- Born: 7 November 1938 Johannesburg, South Africa
- Died: 23 May 2018 (aged 79)
- Allegiance: United Kingdom
- Branch: British Army
- Service years: 1960–1961 1962–1991
- Rank: Brigadier
- Service number: 466744
- Commands: Brigade of Gurkhas 7th Duke of Edinburgh's Own Gurkha Rifles
- Conflicts: Indonesia–Malaysia confrontation
- Awards: Knight Grand Cross of the Royal Victorian Order Commander of the Order of the British Empire
- Spouse: Anita Hunt-Davis
- Relations: 3 children including Ben Hunt-Davis (rower)
- Other work: Private Secretary to the Duke of Edinburgh (1993–2010)

= Miles Hunt-Davis =

British Army officer (1938–2018)

Brigadier Sir Miles Garth Hunt-Davis, (7 November 1938 – 23 May 2018) was a British Army officer who was also the Private Secretary to The Duke of Edinburgh from 1993 until 2010.

==Early life and education==
Miles Hunt-Davis was born in Johannesburg, Union of South Africa, in 1938 and educated at St Andrew's College.

==Military career==
After attending the Mons Officer Cadet School, Hunt-Davis was commissioned a probationary second lieutenant in the Queen's Brigade of the Territorial Army on 5 August 1960, and relinquished his commission on 16 November 1961. He joined the 6th Queen Elizabeth's Own Gurkha Rifles as a second lieutenant (direct-entry) holding a short-service commission on 14 April 1962. On 16 October 1963, he was granted a regular commission in the same regiment with the rank of second lieutenant (seniority 14 April 1962).
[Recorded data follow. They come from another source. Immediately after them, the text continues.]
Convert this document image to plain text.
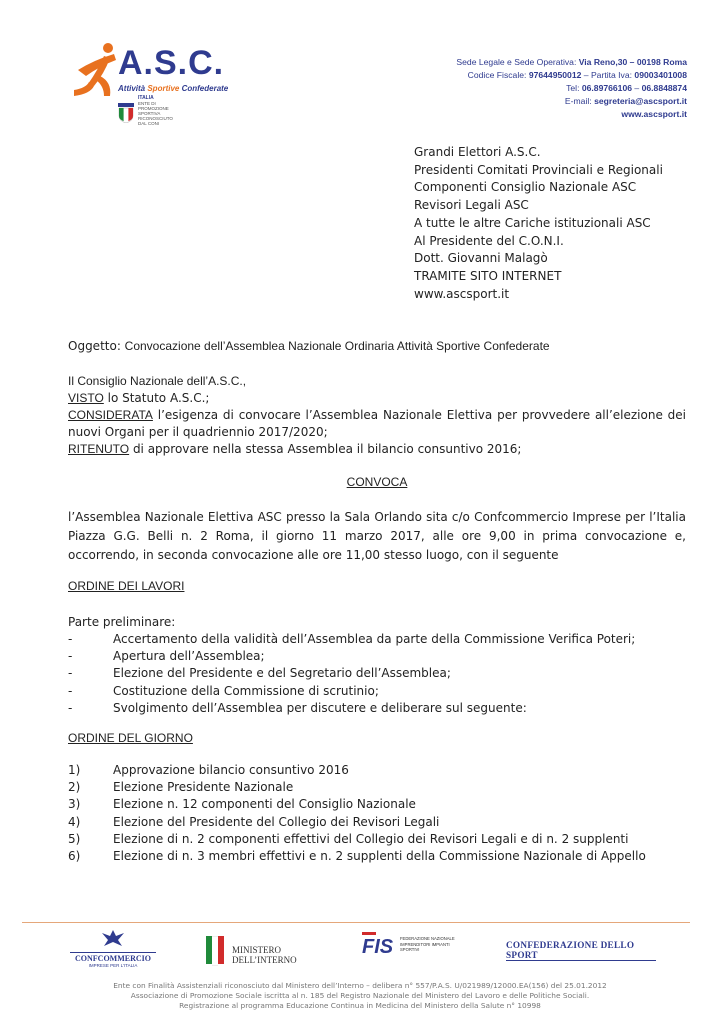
A.S.C.
Attività Sportive Confederate
ITALIA
ENTE DI PROMOZIONE SPORTIVA RICONOSCIUTO DAL CONI
Sede Legale e Sede Operativa: Via Reno,30 – 00198 Roma
Codice Fiscale: 97644950012 – Partita Iva: 09003401008
Tel: 06.89766106 – 06.8848874
E-mail: segreteria@ascsport.it
www.ascsport.it
Grandi Elettori A.S.C.
Presidenti Comitati Provinciali e Regionali
Componenti Consiglio Nazionale ASC
Revisori Legali ASC
A tutte le altre Cariche istituzionali ASC
Al Presidente del C.O.N.I.
Dott. Giovanni Malagò
TRAMITE SITO INTERNET
www.ascsport.it
Oggetto: Convocazione dell’Assemblea Nazionale Ordinaria Attività Sportive Confederate
Il Consiglio Nazionale dell’A.S.C.,
VISTO lo Statuto A.S.C.;
CONSIDERATA l’esigenza di convocare l’Assemblea Nazionale Elettiva per provvedere all’elezione dei nuovi Organi per il quadriennio 2017/2020;
RITENUTO di approvare nella stessa Assemblea il bilancio consuntivo 2016;
CONVOCA
l’Assemblea Nazionale Elettiva ASC presso la Sala Orlando sita c/o Confcommercio Imprese per l’Italia Piazza G.G. Belli n. 2 Roma, il giorno 11 marzo 2017, alle ore 9,00 in prima convocazione e, occorrendo, in seconda convocazione alle ore 11,00 stesso luogo, con il seguente
ORDINE DEI LAVORI
Parte preliminare:
-	Accertamento della validità dell’Assemblea da parte della Commissione Verifica Poteri;
-	Apertura dell’Assemblea;
-	Elezione del Presidente e del Segretario dell’Assemblea;
-	Costituzione della Commissione di scrutinio;
-	Svolgimento dell’Assemblea per discutere e deliberare sul seguente:
ORDINE DEL GIORNO
1)	Approvazione bilancio consuntivo 2016
2)	Elezione Presidente Nazionale
3)	Elezione n. 12 componenti del Consiglio Nazionale
4)	Elezione del Presidente del Collegio dei Revisori Legali
5)	Elezione di n. 2 componenti effettivi del Collegio dei Revisori Legali e di n. 2 supplenti
6)	Elezione di n. 3 membri effettivi e n. 2 supplenti della Commissione Nazionale di Appello
CONFCOMMERCIO
IMPRESE PER L’ITALIA
MINISTERO
DELL’INTERNO
FIS FEDERAZIONE NAZIONALE IMPRENDITORI IMPIANTI SPORTIVI	CONFEDERAZIONE DELLO SPORT
Ente con Finalità Assistenziali riconosciuto dal Ministero dell’Interno – delibera n° 557/P.A.S. U/021989/12000.EA(156) del 25.01.2012
Associazione di Promozione Sociale iscritta al n. 185 del Registro Nazionale del Ministero del Lavoro e delle Politiche Sociali.
Registrazione al programma Educazione Continua in Medicina del Ministero della Salute n° 10998
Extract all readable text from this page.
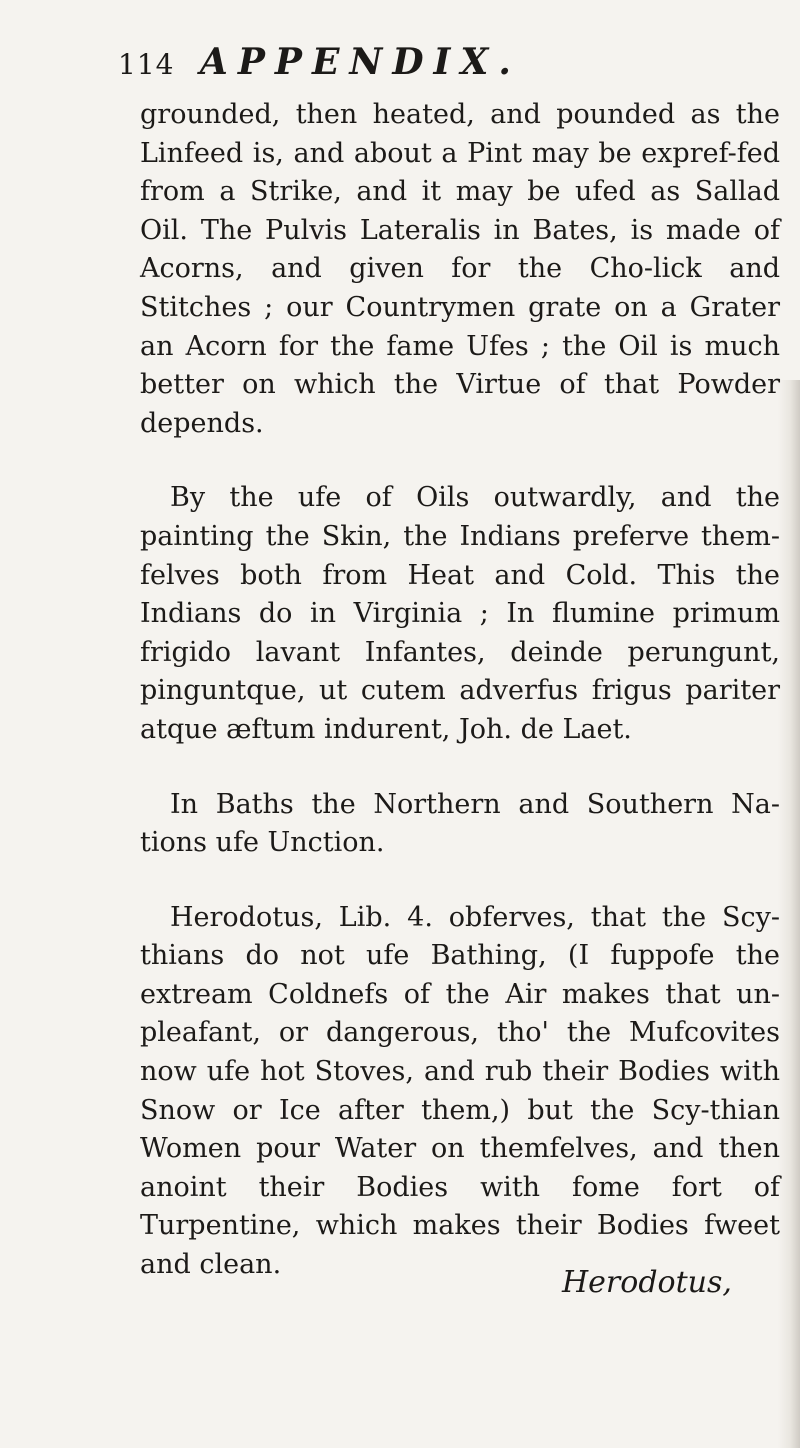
114 APPENDIX.

grounded, then heated, and pounded as the Linfeed is, and about a Pint may be expref-fed from a Strike, and it may be ufed as Sallad Oil. The Pulvis Lateralis in Bates, is made of Acorns, and given for the Cho-lick and Stitches ; our Countrymen grate on a Grater an Acorn for the fame Ufes ; the Oil is much better on which the Virtue of that Powder depends.

By the ufe of Oils outwardly, and the painting the Skin, the Indians preferve them-felves both from Heat and Cold. This the Indians do in Virginia ; In flumine primum frigido lavant Infantes, deinde perungunt, pinguntque, ut cutem adverfus frigus pariter atque æftum indurent, Joh. de Laet.

In Baths the Northern and Southern Na-tions ufe Unction.

Herodotus, Lib. 4. obferves, that the Scy-thians do not ufe Bathing, (I fuppofe the extream Coldnefs of the Air makes that un-pleafant, or dangerous, tho' the Mufcovites now ufe hot Stoves, and rub their Bodies with Snow or Ice after them,) but the Scy-thian Women pour Water on themfelves, and then anoint their Bodies with fome fort of Turpentine, which makes their Bodies fweet and clean.

Herodotus,
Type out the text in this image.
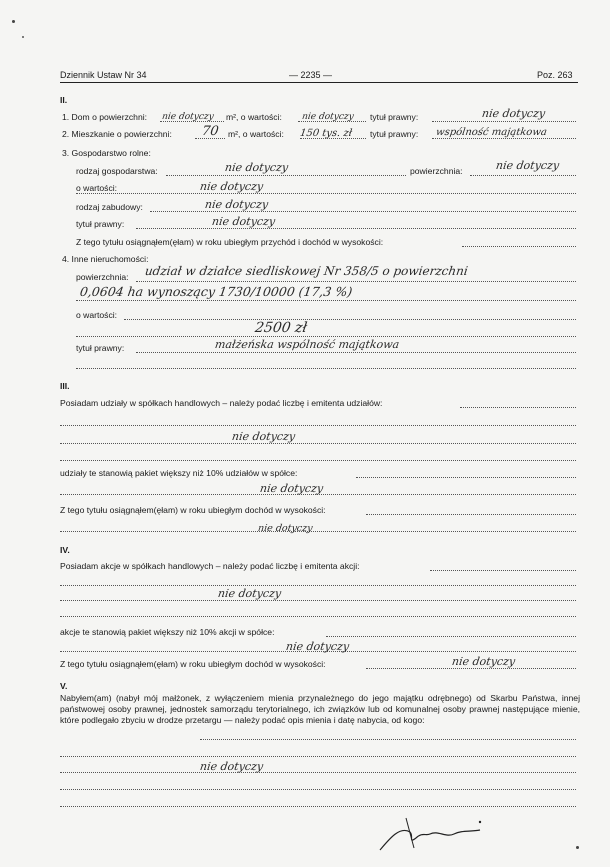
Dziennik Ustaw Nr 34	— 2235 —	Poz. 263
II.
1. Dom o powierzchni: nie dotyczy m², o wartości: nie dotyczy tytuł prawny:	nie dotyczy
2. Mieszkanie o powierzchni: 70 m², o wartości: 150 tys. zł tytuł prawny: wspólność majątkowa
3. Gospodarstwo rolne:
rodzaj gospodarstwa:	nie dotyczy	powierzchnia:	nie dotyczy
o wartości:	nie dotyczy
rodzaj zabudowy:	nie dotyczy
tytuł prawny:	nie dotyczy
Z tego tytułu osiągnąłem(ęłam) w roku ubiegłym przychód i dochód w wysokości:
4. Inne nieruchomości:
powierzchnia: udział w działce siedliskowej Nr 358/5 o powierzchni
0,0604 ha wynoszący 1730/10000 (17,3 %)
o wartości:
2500 zł
tytuł prawny:	małżeńska wspólność majątkowa
III.
Posiadam udziały w spółkach handlowych – należy podać liczbę i emitenta udziałów:
nie dotyczy
udziały te stanowią pakiet większy niż 10% udziałów w spółce:
nie dotyczy
Z tego tytułu osiągnąłem(ęłam) w roku ubiegłym dochód w wysokości:
nie dotyczy
IV.
Posiadam akcje w spółkach handlowych – należy podać liczbę i emitenta akcji:
nie dotyczy
akcje te stanowią pakiet większy niż 10% akcji w spółce:
nie dotyczy
Z tego tytułu osiągnąłem(ęłam) w roku ubiegłym dochód w wysokości:	nie dotyczy
V.
Nabyłem(am) (nabył mój małżonek, z wyłączeniem mienia przynależnego do jego majątku odrębnego) od Skarbu Państwa, innej państwowej osoby prawnej, jednostek samorządu terytorialnego, ich związków lub od komunalnej osoby prawnej następujące mienie, które podlegało zbyciu w drodze przetargu — należy podać opis mienia i datę nabycia, od kogo:
nie dotyczy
He served in Borneo and Malaysia 1964–1966, and was promoted to lieutenant on 14 April 1965. Promoted captain on 14 April 1968, from 1969 to 1970 he attended the Canadian Land Forces Command and Staff College, and was promoted to major on 31 December 1971. From 1974 to 1976 he was brigade major of the 48th Gurkha Infantry Brigade. Promoted lieutenant colonel on 30 June 1976, he commanded 7th Duke of Edinburgh's Own Gurkha Rifles from 25 September. He was appointed a Member of the Order of the British Empire in 1977. In 1979–1980 he was the Chief Instructor, Tactics Wing, of the School of Infantry, and 1980–1982 General Staff Officer Grade 1 (GSO1) Tactics at the School. From 1982 to 1983 he was instructor at the Staff College, Camberley (psc), and was promoted to colonel on 30 June 1984. In 1985–1987 he was Commander British Gurkhas, Nepal. Promoted to brigadier on 31 December 1987 (seniority 30 June), from 1987 to 1990, based in Hong Kong, he commanded the Brigade of Gurkhas. Advanced to Commander of the Order of the British Empire in 1990, he retired on 1 August 1991.

==Personal life==
Hunt-Davies was married to Anita (née Ridsdale) and together they had three children: Joanna Mary, Justin, and Francis Benedict (Ben) who won a gold medal in the men's eight at the 2000 Sydney Olympic games. He has nine grandchildren. During his time as Private Secretary to Prince Philip, Hunt-Davis lived in a house in the grounds of Kensington Palace and then a flat in Kensington Palace. After his retirement they lived in Wiltshire.

==Private Secretary==
After leaving the British Army Hunt-Davis was Colonel of the 7th Duke of Edinburgh's Gurkha Rifles (1991-1994), and Chairman of the Gurkha Brigade Association (1991–2003). Hunt-Davis joined the Household of the Duke of Edinburgh as Assistant Private Secretary in 1991. He was promoted to Private Secretary in 1993, and appointed a Commander of the Royal Victorian Order in 1998. He was knighted as a Knight Commander of the Royal Victorian Order in 2003 and, on his retirement in 2010, was advanced to Knight Grand Cross of the Royal Victorian Order.